The second one is STILL unfinished - it's going to be my first lamp. Since this video, I've installed a metal rod down the center to hold the electrical cord and lightbulb, but I still have to re-paint the whole thing (spray-paint! sacrilege!) and I'm struggling to figure out the best place to do that while living in a co-op high rise apt. bldg. with cameras in every common area.
As a point of interest (if you will), here's how it looked (overhead shot) when I put it into final firing. It had disintegrated after/during the first firing, but was salvageable through the sacrilegious travesty of epoxy!
Here's a trifle I threw together with scraps from another piece which I think ultimately did not survive past "bone-dry" (pre-firing) phase.

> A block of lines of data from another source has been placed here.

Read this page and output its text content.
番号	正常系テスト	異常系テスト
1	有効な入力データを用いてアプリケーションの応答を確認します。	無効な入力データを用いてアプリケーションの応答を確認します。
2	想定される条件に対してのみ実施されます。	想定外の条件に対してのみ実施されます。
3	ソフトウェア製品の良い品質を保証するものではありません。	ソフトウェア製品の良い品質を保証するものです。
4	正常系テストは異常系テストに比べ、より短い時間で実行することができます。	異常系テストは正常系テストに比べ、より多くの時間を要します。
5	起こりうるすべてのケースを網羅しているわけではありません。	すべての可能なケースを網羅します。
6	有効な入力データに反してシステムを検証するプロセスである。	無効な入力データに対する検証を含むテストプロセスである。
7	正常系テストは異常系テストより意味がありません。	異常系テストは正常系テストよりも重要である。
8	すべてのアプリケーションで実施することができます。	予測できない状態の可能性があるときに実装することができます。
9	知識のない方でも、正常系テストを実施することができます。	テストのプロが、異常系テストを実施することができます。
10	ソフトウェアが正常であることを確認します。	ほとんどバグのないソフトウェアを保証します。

Cute, but a trifle. Notable perhaps only because I used only "underglaze" (clay pigment) with clear glaze over it - my first time trying that. Nice, rich colors, for sure. I had it lying around for like a year before I shored up the base with miliput & epoxy so it would stand up straight. Justa sculptcha.
Lastly, here's another piece I made on a lark, although it ended up being a fairly involved process to attach the candle-holder discs - after firing, with epoxy (sacrilege again!). The lark aspect was that these extruded strips were just leftovers - scraps, really - from extruding strips for that orb piece at the top of this posting. I literally just slapped them on top of each other, glued together with slip, made a rough-hewn elliptical base and tossed it into the kiln. In like 5 minutes. The discs were a challenge because I had to fire them separately and match their support to the top of each stick - they were all just craggy shards of fired clay at that point.